Understanding Keyword Bid Management
According to some experts, online marketers will spend more than $7 billion on PPC campaigns by year 2010. This means that PPC campaigns are going to become more competitive and more expensive in the very near future. To help you compete, you’ll need to monitor and manage your keywords very closely. Bid management is the method by which you control the amount spent on keywords. There are two methods for bid management: manual bid management and automated bid management.
Manual bid management
Manual bid management is bid management that you conduct on your own. To manually manage your PPC bids, you must keep up with what your competition is doing, track your conversions, test and monitor the performance of existing and new keywords, watch your PPC campaigns for fraud, and make changes to all campaigns when necessary.
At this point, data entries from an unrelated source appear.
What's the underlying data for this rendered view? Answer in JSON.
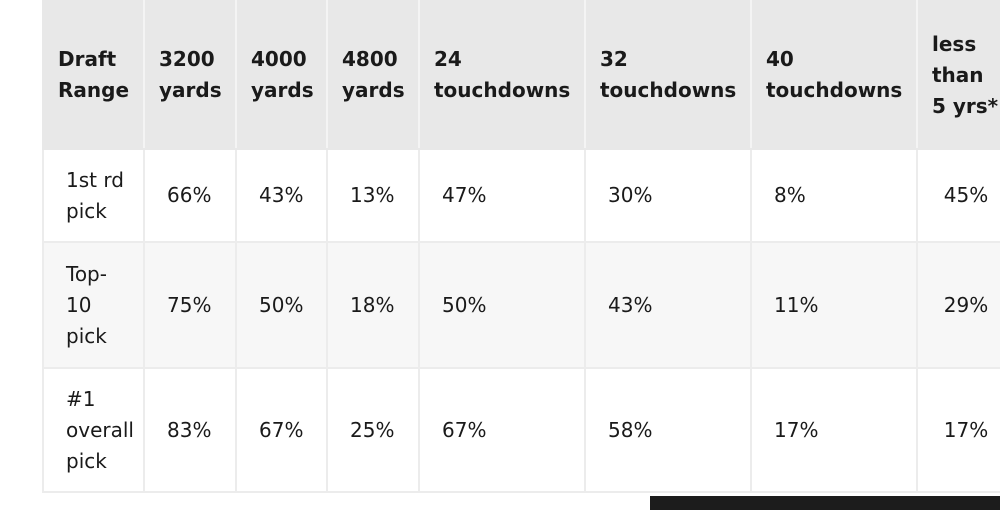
{
  "table": {
    "headers": [
      "Draft Range",
      "3200 yards",
      "4000 yards",
      "4800 yards",
      "24 touchdowns",
      "32 touchdowns",
      "40 touchdowns",
      "less than 5 yrs*"
    ],
    "rows": [
      {
        "label": "1st rd pick",
        "cells": [
          "66%",
          "43%",
          "13%",
          "47%",
          "30%",
          "8%",
          "45%"
        ]
      },
      {
        "label": "Top-10 pick",
        "cells": [
          "75%",
          "50%",
          "18%",
          "50%",
          "43%",
          "11%",
          "29%"
        ]
      },
      {
        "label": "#1 overall pick",
        "cells": [
          "83%",
          "67%",
          "25%",
          "67%",
          "58%",
          "17%",
          "17%"
        ]
      }
    ]
  }
}
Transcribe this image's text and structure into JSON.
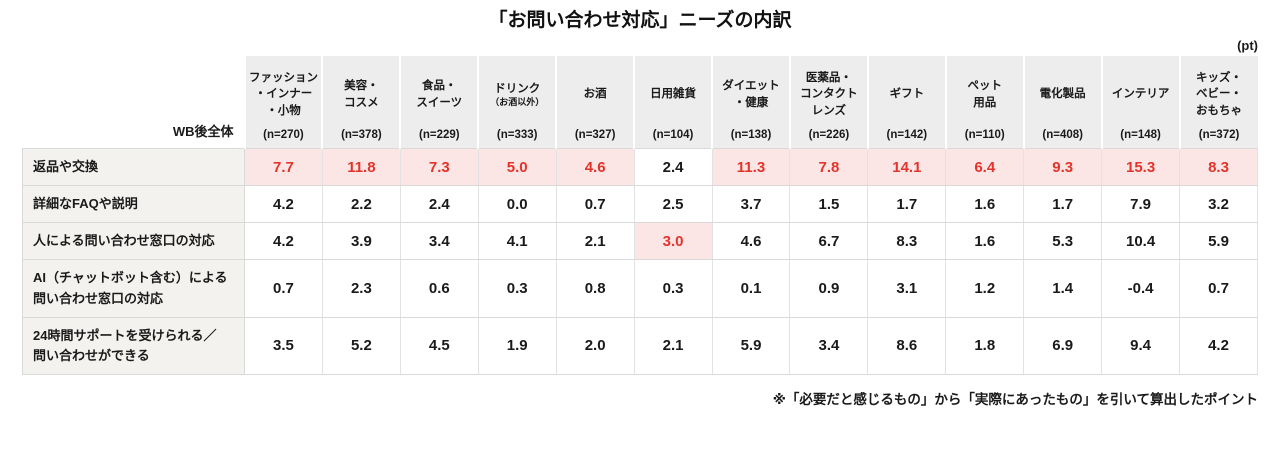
{
  "title": "「お問い合わせ対応」ニーズの内訳",
  "unit_label": "(pt)",
  "corner_label": "WB後全体",
  "footnote": "※「必要だと感じるもの」から「実際にあったもの」を引いて算出したポイント",
  "colors": {
    "header_bg": "#ededed",
    "row_label_bg": "#f4f2ef",
    "highlight_bg": "#fbe6e5",
    "highlight_text": "#e2342b",
    "grid_line": "#d9d9d9"
  },
  "columns": [
    {
      "label": "ファッション\n・インナー\n・小物",
      "n": "(n=270)"
    },
    {
      "label": "美容・\nコスメ",
      "n": "(n=378)"
    },
    {
      "label": "食品・\nスイーツ",
      "n": "(n=229)"
    },
    {
      "label": "ドリンク",
      "sublabel": "（お酒以外）",
      "n": "(n=333)"
    },
    {
      "label": "お酒",
      "n": "(n=327)"
    },
    {
      "label": "日用雑貨",
      "n": "(n=104)"
    },
    {
      "label": "ダイエット\n・健康",
      "n": "(n=138)"
    },
    {
      "label": "医薬品・\nコンタクト\nレンズ",
      "n": "(n=226)"
    },
    {
      "label": "ギフト",
      "n": "(n=142)"
    },
    {
      "label": "ペット\n用品",
      "n": "(n=110)"
    },
    {
      "label": "電化製品",
      "n": "(n=408)"
    },
    {
      "label": "インテリア",
      "n": "(n=148)"
    },
    {
      "label": "キッズ・\nベビー・\nおもちゃ",
      "n": "(n=372)"
    }
  ],
  "rows": [
    {
      "label": "返品や交換",
      "highlight": [
        0,
        1,
        2,
        3,
        4,
        6,
        7,
        8,
        9,
        10,
        11,
        12
      ]
    },
    {
      "label": "詳細なFAQや説明",
      "highlight": []
    },
    {
      "label": "人による問い合わせ窓口の対応",
      "highlight": [
        5
      ]
    },
    {
      "label": "AI（チャットボット含む）による\n問い合わせ窓口の対応",
      "highlight": []
    },
    {
      "label": "24時間サポートを受けられる／\n問い合わせができる",
      "highlight": []
    }
  ],
  "chart_data": {
    "type": "table",
    "title": "「お問い合わせ対応」ニーズの内訳",
    "unit": "pt",
    "note": "※「必要だと感じるもの」から「実際にあったもの」を引いて算出したポイント",
    "row_header": "WB後全体",
    "categories": [
      "ファッション・インナー・小物",
      "美容・コスメ",
      "食品・スイーツ",
      "ドリンク（お酒以外）",
      "お酒",
      "日用雑貨",
      "ダイエット・健康",
      "医薬品・コンタクトレンズ",
      "ギフト",
      "ペット用品",
      "電化製品",
      "インテリア",
      "キッズ・ベビー・おもちゃ"
    ],
    "sample_sizes": [
      270,
      378,
      229,
      333,
      327,
      104,
      138,
      226,
      142,
      110,
      408,
      148,
      372
    ],
    "series": [
      {
        "name": "返品や交換",
        "values": [
          7.7,
          11.8,
          7.3,
          5.0,
          4.6,
          2.4,
          11.3,
          7.8,
          14.1,
          6.4,
          9.3,
          15.3,
          8.3
        ]
      },
      {
        "name": "詳細なFAQや説明",
        "values": [
          4.2,
          2.2,
          2.4,
          0.0,
          0.7,
          2.5,
          3.7,
          1.5,
          1.7,
          1.6,
          1.7,
          7.9,
          3.2
        ]
      },
      {
        "name": "人による問い合わせ窓口の対応",
        "values": [
          4.2,
          3.9,
          3.4,
          4.1,
          2.1,
          3.0,
          4.6,
          6.7,
          8.3,
          1.6,
          5.3,
          10.4,
          5.9
        ]
      },
      {
        "name": "AI（チャットボット含む）による問い合わせ窓口の対応",
        "values": [
          0.7,
          2.3,
          0.6,
          0.3,
          0.8,
          0.3,
          0.1,
          0.9,
          3.1,
          1.2,
          1.4,
          -0.4,
          0.7
        ]
      },
      {
        "name": "24時間サポートを受けられる／問い合わせができる",
        "values": [
          3.5,
          5.2,
          4.5,
          1.9,
          2.0,
          2.1,
          5.9,
          3.4,
          8.6,
          1.8,
          6.9,
          9.4,
          4.2
        ]
      }
    ]
  }
}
And if you happen to be running PPC campaigns with more than one PPC provider, you must do all that for every group of PPC ads you’re running. It’s a very time-consuming process.
That fact is enough to make some people opt for using automated bid management software or services. But even with automated bid management, there are a few strategies that you’ll need to manage on your own:
■Don’t obsess over the number one slot. It’s contradictory to what you would expect, but you don’t really need to be number one. Nor can you afford to be number one in most cases. The number one slots are usually snatched up by large companies that are using PPC to boost their sales. And they often have seemingly unlimited budgets to spend on their PPC efforts. That means if you’re fighting for the number one slot, you’re likely to spend so much on that spot that your PPC campaign will be pointless.
Another reason to avoid the number one slot is that most people don’t trust the first ad or search result on which they click. Many people will click through several ads before they make a purchase, provide information that generates a lead, sign up for a newsletter, or whatever else it is that you’re hoping to entice them to do. Having your ad or search result a little further down than number one-say number three or four-will result in great savings and will probably be just as effective, if not more so, than if you were paying for the number one slot.
■ Select keywords for the stages in the buying process that you’re targeting. Manual bid management is often about choosing the right keywords. If you can define various steps in the purchase process then you can target each step in a different way, investing less in the research stage and more in the final purchasing stage. If you’re not selling products, there may still be stages in which you can invest, and determining which of those stages is most valuable to you will help you decide how to best spend your PPC budget.
■ Delete duplicate words from your keyword lists. Many organizations have several dif- ferent keyword lists for different departments or different stages. And often a keyword will apply on several of those lists. But you shouldn’t include a keyword on more than one list for your organization. If you do, you’ll be bidding against yourself for placement.
■ Set aside time each day to monitor your keywords and PPC campaigns. Even if you’re using a bid management application or software, hands-on management will still be required. You’ll need to monitor and make decisions for the application or software. Usually an hour or two a day is enough.
Manual bid management isn’t nearly as effective or as realistic as having an automated bid man- agement solution, unless you only have a few keywords to monitor. If you’re like most companies, though, you have dozens and even hundreds of keywords to stay on top of, and handling all of those keywords and PPC campaigns manually could be so time-consuming that it’s all you would ever do.